Ocurrió hace más de treinta años, pero mi memoria se ha empeñado en retener la imagen. En el viejo y monumental edificio de la Audiencia Provincial de Madrid se celebraba el juicio contra María de los Ángeles Carretero, Angelines, y su novio, Francisco Sánchez, Paco, dos veinteañeros heroinómanos acusados del triple crimen de la calle Alcalde Sainz de Baranda. La pareja acudió el 24 de enero de 1988, en pleno síndrome de abstinencia, a la casa donde trabaja como asistenta la tía de Ángeles, Benita Carretero. Allí mataron a cuchilladas a la mujer y al matrimonio formado por William Gardner y Amelia López, después de que la empleada de hogar se negase a dar dinero a la pareja. La investigación fue sencilla: el grupo de Homicidios descubrió pronto que Benita tenía una sobrina yonqui y que ella y Francisco habían vendido unas cuantas joyas –el botín del sangriento atraco– en las horas próximas al crimen.
El juicio llegó año y medio después, en julio de 1989. Los periodistas ocupábamos la primera fila de la sala de vistas, justo detrás del banquillo de los acusados, donde se sentaban Paco y Angelines, separados por un policía y con otros dos agentes a los lados. Creo recordar que fue Paco quien tomó la iniciativa. Estiró su mano izquierda por detrás del policía que le separaba de su novia, buscando la mano derecha de ella en un gesto de clandestinidad adolescente. Ella respondió de inmediato y cuando sintió la cercanía de él, alargó su brazo para que las manos se rozasen. Estuvieron juntas un instante, un momento que se quedó grabado en mi memoria.

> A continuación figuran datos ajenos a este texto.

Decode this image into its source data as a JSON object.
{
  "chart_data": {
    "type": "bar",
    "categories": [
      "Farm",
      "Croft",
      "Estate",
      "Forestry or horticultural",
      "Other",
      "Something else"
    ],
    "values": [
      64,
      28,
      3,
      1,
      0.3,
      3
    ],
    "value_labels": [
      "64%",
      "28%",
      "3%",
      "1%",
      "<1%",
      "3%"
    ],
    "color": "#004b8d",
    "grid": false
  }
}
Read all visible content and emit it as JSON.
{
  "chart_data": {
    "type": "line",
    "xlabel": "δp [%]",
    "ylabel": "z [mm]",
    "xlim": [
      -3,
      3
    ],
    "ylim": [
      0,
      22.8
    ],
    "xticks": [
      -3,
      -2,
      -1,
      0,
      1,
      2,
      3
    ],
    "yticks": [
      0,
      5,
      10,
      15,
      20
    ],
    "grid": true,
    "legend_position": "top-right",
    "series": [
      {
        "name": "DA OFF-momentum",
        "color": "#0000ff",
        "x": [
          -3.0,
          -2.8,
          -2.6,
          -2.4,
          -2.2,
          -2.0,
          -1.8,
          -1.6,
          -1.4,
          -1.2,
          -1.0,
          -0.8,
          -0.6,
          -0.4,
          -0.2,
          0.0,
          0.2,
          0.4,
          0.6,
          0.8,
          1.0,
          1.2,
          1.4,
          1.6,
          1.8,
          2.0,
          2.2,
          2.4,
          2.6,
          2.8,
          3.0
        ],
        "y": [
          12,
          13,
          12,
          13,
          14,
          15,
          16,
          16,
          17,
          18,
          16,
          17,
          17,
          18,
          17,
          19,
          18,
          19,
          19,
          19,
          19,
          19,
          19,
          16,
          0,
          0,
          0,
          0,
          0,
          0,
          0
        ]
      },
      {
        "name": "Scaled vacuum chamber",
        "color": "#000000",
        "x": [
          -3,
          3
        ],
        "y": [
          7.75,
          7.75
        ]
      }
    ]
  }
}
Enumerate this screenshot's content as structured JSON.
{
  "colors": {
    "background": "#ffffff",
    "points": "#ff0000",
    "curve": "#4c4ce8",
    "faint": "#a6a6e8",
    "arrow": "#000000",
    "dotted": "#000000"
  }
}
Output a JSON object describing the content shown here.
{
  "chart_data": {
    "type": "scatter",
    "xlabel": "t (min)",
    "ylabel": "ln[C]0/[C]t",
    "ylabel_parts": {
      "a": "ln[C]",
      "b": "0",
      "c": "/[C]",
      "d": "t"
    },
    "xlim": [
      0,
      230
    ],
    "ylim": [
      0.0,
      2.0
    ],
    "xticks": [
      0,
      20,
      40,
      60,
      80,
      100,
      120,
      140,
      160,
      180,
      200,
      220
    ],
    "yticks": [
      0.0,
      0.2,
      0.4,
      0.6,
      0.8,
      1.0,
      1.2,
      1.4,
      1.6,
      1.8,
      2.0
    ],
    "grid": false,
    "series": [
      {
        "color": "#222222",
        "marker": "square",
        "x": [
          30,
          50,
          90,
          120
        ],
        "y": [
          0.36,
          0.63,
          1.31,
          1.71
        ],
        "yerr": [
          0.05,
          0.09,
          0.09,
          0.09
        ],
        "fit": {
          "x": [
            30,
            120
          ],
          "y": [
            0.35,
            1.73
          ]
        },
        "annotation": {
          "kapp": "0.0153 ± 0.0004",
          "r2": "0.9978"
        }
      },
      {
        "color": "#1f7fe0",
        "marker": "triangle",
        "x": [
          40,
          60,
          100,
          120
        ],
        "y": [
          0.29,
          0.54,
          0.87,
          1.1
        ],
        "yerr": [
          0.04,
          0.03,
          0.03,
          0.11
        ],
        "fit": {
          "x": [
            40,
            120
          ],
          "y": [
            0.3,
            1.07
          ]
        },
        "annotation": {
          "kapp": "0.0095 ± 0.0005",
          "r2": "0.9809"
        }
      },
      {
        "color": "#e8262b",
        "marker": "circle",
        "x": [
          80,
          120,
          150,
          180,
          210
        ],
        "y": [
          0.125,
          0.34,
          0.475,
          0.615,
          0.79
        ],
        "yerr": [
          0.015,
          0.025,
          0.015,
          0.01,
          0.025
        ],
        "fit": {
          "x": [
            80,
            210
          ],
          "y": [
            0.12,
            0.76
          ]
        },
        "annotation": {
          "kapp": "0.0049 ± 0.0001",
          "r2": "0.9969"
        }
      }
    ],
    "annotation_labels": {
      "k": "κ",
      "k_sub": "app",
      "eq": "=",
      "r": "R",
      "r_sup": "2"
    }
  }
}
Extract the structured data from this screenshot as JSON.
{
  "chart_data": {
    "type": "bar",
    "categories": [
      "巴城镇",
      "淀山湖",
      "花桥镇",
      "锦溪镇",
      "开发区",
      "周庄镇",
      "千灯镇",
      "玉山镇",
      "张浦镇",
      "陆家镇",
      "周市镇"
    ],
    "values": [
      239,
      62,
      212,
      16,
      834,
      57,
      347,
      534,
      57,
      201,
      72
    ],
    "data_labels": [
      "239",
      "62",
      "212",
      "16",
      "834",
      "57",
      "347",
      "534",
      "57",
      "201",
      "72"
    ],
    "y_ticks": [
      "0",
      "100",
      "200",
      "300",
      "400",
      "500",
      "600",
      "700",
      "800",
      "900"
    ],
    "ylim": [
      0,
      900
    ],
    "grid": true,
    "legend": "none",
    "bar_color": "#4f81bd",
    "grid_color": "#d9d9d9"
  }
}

En las horas anteriores y posteriores a ese gesto de amor, en la sala se había hablado de decenas de puñaladas, de un cuchillo jamonero –el que Paco cogió de la cocina de la casa– y de un machete –el que Angelines llevaba encima–, de cómo la heroína llevaba arrasando los cuerpos de los procesados desde muchos años antes, de la influencia del síndrome de abstinencia en la conducta violenta… Tanto en el juicio como en la instrucción, Paco y Angelines hicieron lo posible por no cargar sobre el otro la responsabilidad del triple crimen. Al psiquiatra José Antonio García Andrade, que examinó a la pareja, ella le dijo que él había sido el único hombre que la había tratado bien en su vida –"le considero mi marido, mi novio, mi compañero"– y que cada vez que sufría un ataque de epilepsia –enfermedad que Paco padecía desde niño y que se agravó por el consumo de droga–, ella sufría mucho y preferiría estar en su lugar. Él, aquejado de cirrosis, hepatitis y sida, le confesó al psiquiatra forense que soñaba con casarse con ella algún día.
No sé qué ha sido de Paco y Angelines, pero he vuelto a pensar en aquel gesto del que fui testigo al ver una fotografía de las manos de Iván Pardo, el asesino de Naiara, una niña de ocho años a la que torturó hasta la muerte el verano de 2017. La imagen, que fue tomada por la Guardia Civil, muestra algunas uñas de Iván rotas por los golpes que le propinó a la pequeña. Las manos de Paco y Angelines que vi juntarse un instante en aquel gesto lleno de ternura fueron las mismas que empuñaron los cuchillos con los que cosieron a puñaladas a tres seres humanos, sin piedad alguna. Ellos tenían sus cuerpos consumidos por la heroína y sus mentes nubladas por el mono, lo que no les evitó condenas que superaron los cuarenta años de prisión. Las manos de Iván pasaron horas torturando y golpeando a una niña, a la que arrancó la vida tras varias horas de tormento. En el juicio le echó la culpa al estrés.